Japan’s Cabinet has approved a bill that would treat cryptocurrencies as financial instruments, marking a major shift in how the country regulates digital assets.
In Japan, regulators long regarded cryptocurrencies as a type of “property value” that people could use to make payments under the Payment Services Act. There were no explicit investment laws or criteria for market exploitation in that system, which concentrated on exchanges as payment service providers.
The Financial Instruments and Exchange Act, which also regulates stocks and bonds, will now apply to cryptocurrency under the new Cabinet-backed legislation. The plan will now be discussed by Diet lawmakers; if approved, full implementation is anticipated in 2027.
105 major cryptocurrencies, such as Bitcoin and Ether, traded on Japanese exchanges would be categorized as financial instruments under the rule. This classification puts them on the same legal footing as traditional securities and derivatives in Japan.
New Rules for Trading and Disclosure
Regulators can access instruments they already use in the stock and bond markets by treating cryptocurrency as a financial instrument. The proposed bill expressly prohibits insider trading related to token listings and the dissemination of hidden market‑moving information.
New disclosure obligations for issuers and exchanges would include frequent reporting and public disclosure of important risks. To penalize companies that violate trade or reporting regulations, authorities also implement an administrative penalty system.
Japan’s Financial Services Agency built the bill on recommendations from a working group that met six times through late 2025. That group argued that crypto markets now look more like investment markets than simple payment rails, so they need matching safeguards.

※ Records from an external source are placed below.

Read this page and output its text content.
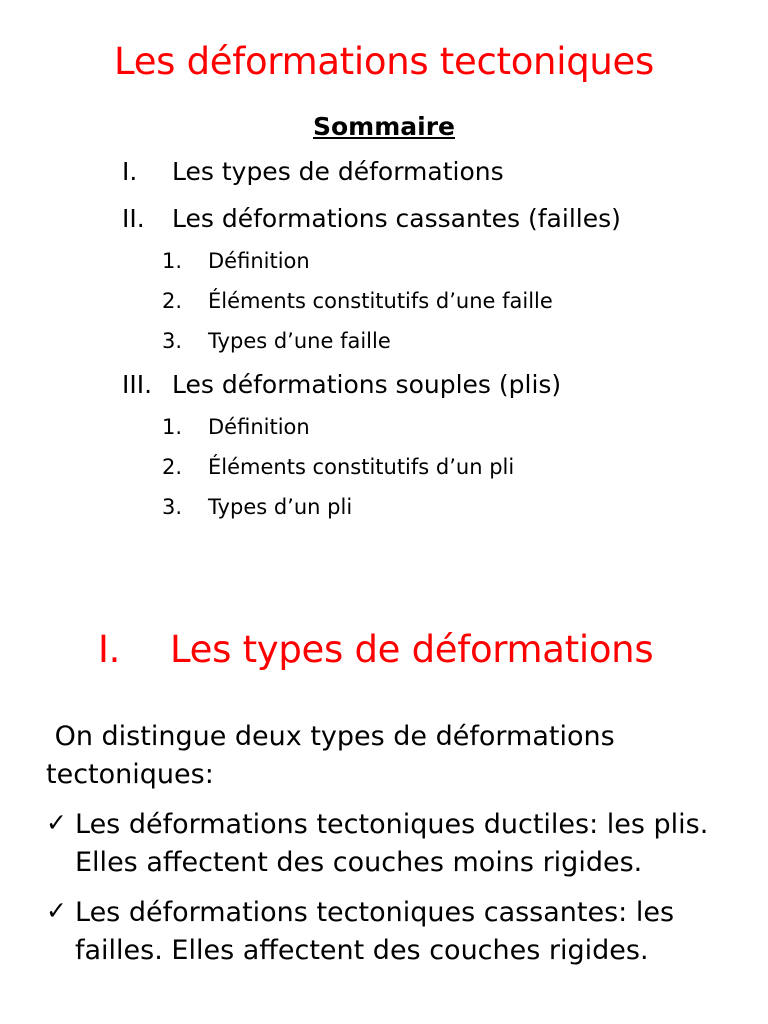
Les déformations tectoniques
Sommaire
I. Les types de déformations
II. Les déformations cassantes (failles)
1. Définition
2. Éléments constitutifs d’une faille
3. Types d’une faille
III. Les déformations souples (plis)
1. Définition
2. Éléments constitutifs d’un pli
3. Types d’un pli
I. Les types de déformations
On distingue deux types de déformations tectoniques:
✓ Les déformations tectoniques ductiles: les plis. Elles affectent des couches moins rigides.
✓ Les déformations tectoniques cassantes: les failles. Elles affectent des couches rigides.
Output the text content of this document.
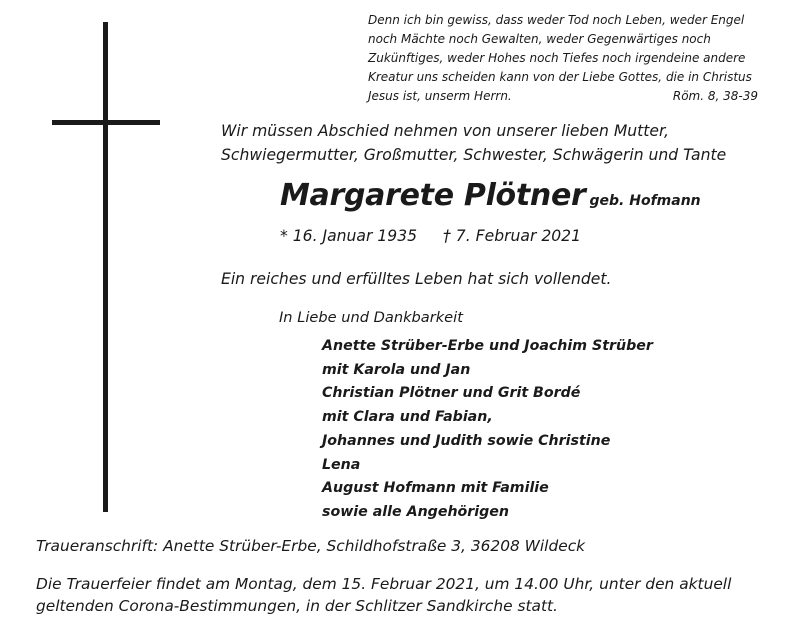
Denn ich bin gewiss, dass weder Tod noch Leben, weder Engel
noch Mächte noch Gewalten, weder Gegenwärtiges noch
Zukünftiges, weder Hohes noch Tiefes noch irgendeine andere
Kreatur uns scheiden kann von der Liebe Gottes, die in Christus
Jesus ist, unserm Herrn.	Röm. 8, 38-39
Wir müssen Abschied nehmen von unserer lieben Mutter,
Schwiegermutter, Großmutter, Schwester, Schwägerin und Tante
Margarete Plötner geb. Hofmann
* 16. Januar 1935 † 7. Februar 2021
Ein reiches und erfülltes Leben hat sich vollendet.
In Liebe und Dankbarkeit
Anette Strüber-Erbe und Joachim Strüber
mit Karola und Jan
Christian Plötner und Grit Bordé
mit Clara und Fabian,
Johannes und Judith sowie Christine
Lena
August Hofmann mit Familie
sowie alle Angehörigen
Traueranschrift: Anette Strüber-Erbe, Schildhofstraße 3, 36208 Wildeck
Die Trauerfeier findet am Montag, dem 15. Februar 2021, um 14.00 Uhr, unter den aktuell
geltenden Corona-Bestimmungen, in der Schlitzer Sandkirche statt.
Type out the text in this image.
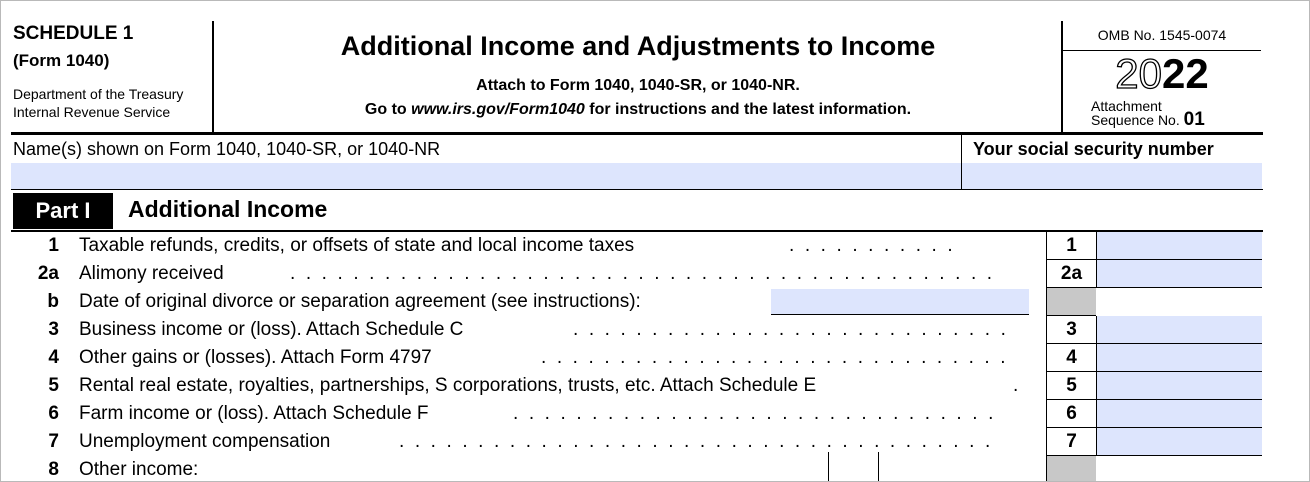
SCHEDULE 1
(Form 1040)
Department of the Treasury
Internal Revenue Service
Additional Income and Adjustments to Income
Attach to Form 1040, 1040-SR, or 1040-NR.
Go to www.irs.gov/Form1040 for instructions and the latest information.
OMB No. 1545-0074
2022
Attachment
Sequence No. 01
Name(s) shown on Form 1040, 1040-SR, or 1040-NR	Your social security number
Part I	Additional Income
1 Taxable refunds, credits, or offsets of state and local income taxes	.  .  .  .  .  .  .  .  .  .  .	1
2a Alimony received	.  .  .  .  .  .  .  .  .  .  .  .  .  .  .  .  .  .  .  .  .  .  .  .  .  .  .  .  .  .  .  .  .  .  .  .  .  .  .  .  .  .  .  .  .	2a
b Date of original divorce or separation agreement (see instructions):
3 Business income or (loss). Attach Schedule C	.  .  .  .  .  .  .  .  .  .  .  .  .  .  .  .  .  .  .  .  .  .  .  .  .  .  .  .	3
4 Other gains or (losses). Attach Form 4797	.  .  .  .  .  .  .  .  .  .  .  .  .  .  .  .  .  .  .  .  .  .  .  .  .  .  .  .  .  .	4
5 Rental real estate, royalties, partnerships, S corporations, trusts, etc. Attach Schedule E	.	5
6 Farm income or (loss). Attach Schedule F	.  .  .  .  .  .  .  .  .  .  .  .  .  .  .  .  .  .  .  .  .  .  .  .  .  .  .  .  .  .  .	6
7 Unemployment compensation	.  .  .  .  .  .  .  .  .  .  .  .  .  .  .  .  .  .  .  .  .  .  .  .  .  .  .  .  .  .  .  .  .  .  .  .  .  .	7
8 Other income:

Tax Reform and Institutional Entry
The legal shift ties into a broader tax overhaul that aims to treat many crypto profits as stock-like gains. From 2026, Japan plans to move to a flat 20 percent tax on certain crypto gains, down from a system where rates can reach 55 percent on miscellaneous income.
The new bill also supports earlier changes that let domestic venture capital funds hold crypto directly through limited partnerships. That change could reduce pressure on Japanese Web3 startups to rely solely on foreign funding.
Finance Minister Satsuki Katayama has publicly backed integrating digital assets into Japan’s financial system, including through future exchange‑traded products. Regulators are also studying how to let banks and stock exchanges offer more crypto‑linked services under the tighter rules.